Para quienes no sepan qué es la Audiencia Nacional, os lo explico en poca palabras: es un Órgano Jurisdiccional de carácter especial, con jurisdicción territorial en todo el Estado, que conocen de delitos especiales, y en especial sobre terrorismo y narcotráfico; no obstante tambien conocen de delitos, por ejemplo, contra la salud pública cuando haya más de una comunidad Autónoma impicada o que sus efectos preniciosos (del delito) alcanza a más de una Comunidad Autónoma, como asi sucedió en el famoso caso dle Aceite de Colza.
Pues partiendo de esta pequeña lección de derecho, la última sentencia de dicho órgano, que juzgaban a los integrantes de tan inefable grupete de amiguetes, cuya dedicación “kultural” era quemar autobuses, destrozar ciudades, lanzar cócteles molotov y amenazar a cualquiera que no les bailara el agua… resulta que no son terroristas, “porque no usaban armas” aunque si son una asociación ilicita. Casi na. La diferencia es de órdago, pues de condenar por terrorismo a asociación ilegal, es entre meterles un puro y solo darles un cachete con tirón suave de oreja a modo de “y no volvais a hacerlo mas! .. eh?”
Tengo clara una cosa con esta sentencia. Esta sentencia seguro que es producto de una cena entre los tres magistrados, en la que se han apostado quién hace la sentecia más idiota y absurda, como en la película de Francis Veber “Le dîner de Cons”. De momento ya lo han conseguido. Han dictado la sentencia más abasurda, idiota y descerebrada que nunca se haya podido ver en la historia del disparate jurídico.

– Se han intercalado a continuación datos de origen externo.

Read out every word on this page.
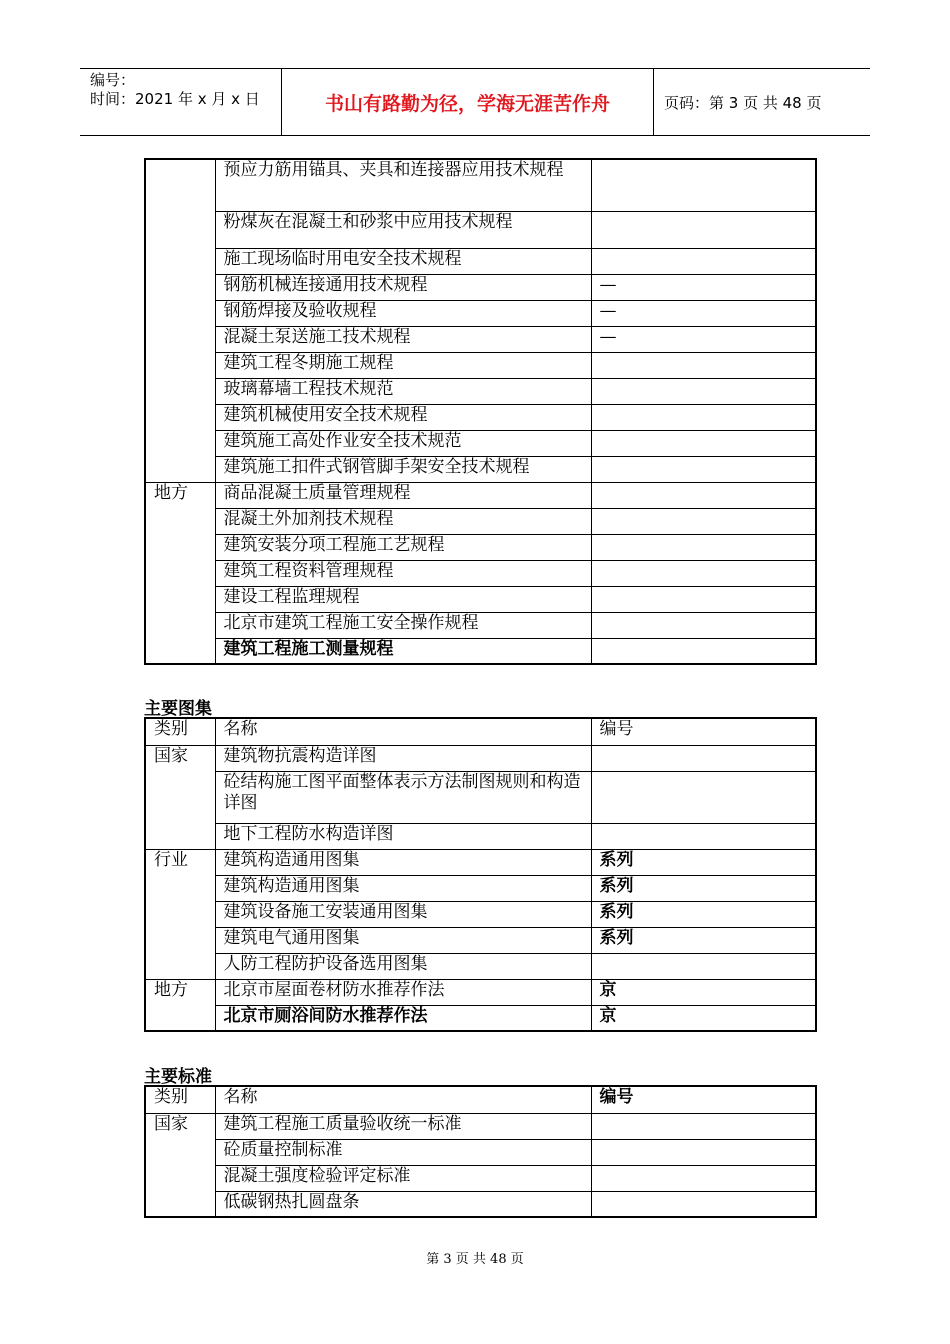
编号：
时间：2021 年 x 月 x 日	书山有路勤为径，学海无涯苦作舟	页码：第 3 页 共 48 页
	预应力筋用锚具、夹具和连接器应用技术规程	
	粉煤灰在混凝土和砂浆中应用技术规程	
	施工现场临时用电安全技术规程	
	钢筋机械连接通用技术规程	—
	钢筋焊接及验收规程	—
	混凝土泵送施工技术规程	—
	建筑工程冬期施工规程	
	玻璃幕墙工程技术规范	
	建筑机械使用安全技术规程	
	建筑施工高处作业安全技术规范	
	建筑施工扣件式钢管脚手架安全技术规程	
地方	商品混凝土质量管理规程	
	混凝土外加剂技术规程	
	建筑安装分项工程施工艺规程	
	建筑工程资料管理规程	
	建设工程监理规程	
	北京市建筑工程施工安全操作规程	
	建筑工程施工测量规程	
主要图集
类别	名称	编号
国家	建筑物抗震构造详图	
	砼结构施工图平面整体表示方法制图规则和构造详图	
	地下工程防水构造详图	
行业	建筑构造通用图集	系列
	建筑构造通用图集	系列
	建筑设备施工安装通用图集	系列
	建筑电气通用图集	系列
	人防工程防护设备选用图集	
地方	北京市屋面卷材防水推荐作法	京
	北京市厕浴间防水推荐作法	京
主要标准
类别	名称	编号
国家	建筑工程施工质量验收统一标准	
	砼质量控制标准	
	混凝土强度检验评定标准	
	低碳钢热扎圆盘条	
第 3 页 共 48 页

Parece ser, que a los señores magistrados Ollero, Pedraz y Guevara, no se les ha ocurrido otra cosa que, establecer como premisa, que un cóctel molotov, no es un arma. Vamos a ver, un cóctel molotov, no es en nombre de una bebida isotónica, y según la receta original de Sergey Molotov, se compone de un recipiente de vidrio, gasolina y un trapo que lo cierra, que al empaparlo, encender el trapo saliente y lanzarlo, arde todo lo que toca. SI ESTO NO ES UN ARMA… O YO ES QUE SOY TONTO, O ES QUE DE ARMAS NO ENTIENDO. En la Segunda Guerra Mundial los americanos lo utilizaban contra los tanques alemanes. Cualquier persona con un poco de sentido común… sabe que ese artefacto incendiario es UN ARMA. Lo demás, es hacernos comulgar con ruedas de molino. Y yo pregunto… si el cóctel molotov no es un arma… entonces un bate de beisbol, o una barra de hierro tampoco es un arma, pues uno es para batear con fuerza la pelota en un partido de beisbol y lo otro para hacer palanca con el fin de levantar objetos… pero nunca para hacer daño. A ver si estos niños disparaban con sus tiradores, bolitas de papel. Desgraciadamente , eso los señores magistrados, lo han omitido, y más o menos es con lo que se divierten en la calle.
Para más sorma… en las noticias veo al enclectico ZP, cuando el Sr. Alcaraz, Presidente de la AVT, le preguntaba sobre el tema, hubo este lacónico diálogo:
ZP: - “In-creible”
Sr. Alcarz: - Pero Sr, Presidente… ¿increible bueno… o increible malo?
ZP: - “In-creible”
Saquen ustedes sus conlcusiones. ¡Vamos, que no se lo cree ni él mismo!
Con cosas como ésta, no me extraña que mi amiga chocoadicta, me comente a raiz de un post, que más que una democracia esto se empieza a parecer otra cosa y; me temo que flatline, tendrá que aplicarme una terapia de choque.